L’Université des Nations Unies a annoncé la nomination du Dr Richard Munang au poste de Directeur de l’Institut des Ressources Naturelles en Afrique, UNU-INRA. Le scientifique camerounais prend ses fonctions le 14 septembre 2026 à Accra, au Ghana.
Né à Muteff, dans les collines d’Ijim, Division du Boyo, le Dr Munang passe de l’École Publique de Jinkfuin à la direction de l’institut onusien le plus stratégique pour l’avenir du continent.
C’est un signal fort : pour la première fois, un Africain formé dans les écoles publiques du Cameroun va piloter la recherche et les politiques sur les ressources qui représentent 30% des réserves minérales mondiales.
Pourquoi cette nomination tombe à un moment clé
L’Afrique détient :
– 60% des terres arables non exploitées de la planète
– 30% des réserves minérales mondiales : cobalt, lithium, or, bauxite, cuivre
– 40% du potentiel mondial en énergies renouvelables : solaire, hydro, éolien, géothermie
– 25% de la biodiversité mondiale et les plus grands bassins forestiers après l’Amazonie.
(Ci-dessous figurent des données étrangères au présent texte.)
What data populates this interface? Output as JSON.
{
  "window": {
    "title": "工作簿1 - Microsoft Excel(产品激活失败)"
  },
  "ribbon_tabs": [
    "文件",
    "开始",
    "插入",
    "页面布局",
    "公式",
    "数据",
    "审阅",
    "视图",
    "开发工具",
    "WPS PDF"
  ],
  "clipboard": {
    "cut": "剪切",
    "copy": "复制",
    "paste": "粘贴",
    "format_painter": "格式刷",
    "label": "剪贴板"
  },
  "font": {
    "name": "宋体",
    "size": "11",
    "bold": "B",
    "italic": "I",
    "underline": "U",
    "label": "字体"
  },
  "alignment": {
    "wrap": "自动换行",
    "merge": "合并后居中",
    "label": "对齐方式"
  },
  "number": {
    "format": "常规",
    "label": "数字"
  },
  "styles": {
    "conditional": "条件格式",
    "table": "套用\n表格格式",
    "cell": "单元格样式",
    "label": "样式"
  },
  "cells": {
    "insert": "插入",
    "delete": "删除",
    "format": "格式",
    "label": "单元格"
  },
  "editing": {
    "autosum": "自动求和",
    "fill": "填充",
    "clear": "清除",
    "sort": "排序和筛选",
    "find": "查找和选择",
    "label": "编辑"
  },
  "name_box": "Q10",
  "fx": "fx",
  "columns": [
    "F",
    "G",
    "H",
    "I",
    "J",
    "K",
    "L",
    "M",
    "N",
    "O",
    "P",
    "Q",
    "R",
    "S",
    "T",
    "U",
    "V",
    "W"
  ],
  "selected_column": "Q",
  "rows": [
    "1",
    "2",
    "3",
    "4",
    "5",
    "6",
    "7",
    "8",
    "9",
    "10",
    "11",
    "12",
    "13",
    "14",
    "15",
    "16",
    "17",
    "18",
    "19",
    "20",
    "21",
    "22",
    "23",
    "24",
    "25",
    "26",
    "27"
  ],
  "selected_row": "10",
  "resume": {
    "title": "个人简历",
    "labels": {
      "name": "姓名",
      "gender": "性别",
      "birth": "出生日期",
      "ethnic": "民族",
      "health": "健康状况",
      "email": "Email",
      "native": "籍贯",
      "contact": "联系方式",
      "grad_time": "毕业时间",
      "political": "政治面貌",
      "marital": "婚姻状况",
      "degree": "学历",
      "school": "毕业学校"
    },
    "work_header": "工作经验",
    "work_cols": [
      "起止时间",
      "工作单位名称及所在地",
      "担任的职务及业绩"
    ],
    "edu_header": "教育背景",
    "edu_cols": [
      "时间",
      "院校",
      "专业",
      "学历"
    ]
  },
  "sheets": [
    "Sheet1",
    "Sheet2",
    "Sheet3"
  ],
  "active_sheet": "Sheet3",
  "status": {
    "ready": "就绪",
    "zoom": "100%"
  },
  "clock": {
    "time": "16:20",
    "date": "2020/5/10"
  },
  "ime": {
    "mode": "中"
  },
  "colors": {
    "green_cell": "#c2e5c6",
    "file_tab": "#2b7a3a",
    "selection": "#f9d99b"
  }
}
Pourtant, le continent exporte encore majoritairement des matières premières brutes. Résultat : moins de 10% de la valeur est captée localement.
C’est exactement sur ce point que l’UNU-INRA doit agir. Créé en 1986 et basé à l’Université du Ghana, c’est le seul institut de l’ONU entièrement dédié aux ressources naturelles africaines. Sa mission : transformer la science en politiques concrètes pour que les 54 pays africains gèrent mieux leurs terres, forêts, minerais, eau et énergie.
Le profil qu’il faut au bon moment
Le Dr Munang n’arrive pas les mains vides. Il a un palmarès de “premières mondiales” :
– Auteur du premier Rapport sur le Déficit d’Adaptation en Afrique : il a obligé les bailleurs à financer l’adaptation au même titre que la réduction des émissions.
-Créateur des premières normes africaines pour les séchoirs solaires : pour réduire de 40% les pertes post-récolte des petits agriculteurs.
– 1er Noir à diriger le Système Mondial de Surveillance de l’Environnement au PNUE.
– 1er Noir à diriger le Programme sur les Crimes Environnementaux à l’ONUDC.
« Il apporte un rare mélange de savoir universitaire, de programmation et de mise en œuvre », a déclaré le Prof. Tshilidzi Marwala, Recteur de l’Université des Nations Unies.
Fondateur de EBAFOSA, il a déjà prouvé que l’action climatique pouvait créer des emplois. Avec son initiative “Volontariat Innovant“, il a mobilisé des millions de jeunes autour de l’agroécologie, du solaire et du recyclage.
Sa vision : “Par des Africains, pour des Africains”
Avant même sa prise de fonction, le Dr Munang a fixé le cap : « Les ressources naturelles de l’Afrique doivent être gouvernées avec une science solide, des politiques pratiques et des solutions conçues par des Africains, pour des Africains, d’une manière dont le monde peut s’inspirer. »
Fini l’exportation brute. Place à la transformation locale, à la bonne gouvernance, et à une recherche qui répond aux besoins réels des communautés. L’enjeu est énorme. D’ici 2050, l’Afrique doublera sa population. Sans gestion durable, la pression sur l’eau, les forêts et les sols va exploser. Avec une bonne gouvernance, ces mêmes ressources peuvent financer les écoles, les hôpitaux et l’industrialisation du continent.
De Jinkfuin à l’ONU, le symbole de l’éducation
BCHS Njinikejem, GBHS Bamenda, ENS Bambili, puis bourse Chevening à Nottingham et recherche à Trinity College Dublin. Le parcours du Dr Munang rappelle une vérité simple. Dans un contexte où le conflit prive encore des milliers d’enfants des régions anglophones de l’école, son histoire prouve que l’éducation reste le chemin le plus sûr pour qu’un enfant des débuts les plus modestes change le monde.
Qui est le Dr Richard Munang ?
Scientifique de l’environnement, chercheur et expert camerounais. Près de 20 ans d’expérience au sein des institutions onusiennes. Auteur de plus de 100 publications et classé parmi les 50 leaders mondiaux de la durabilité.
Avec le Dr Munang à la tête de l’UNU-INRA, l’Afrique a désormais une voix scientifique crédible pour dire comment elle veut gérer ce qui fait sa richesse.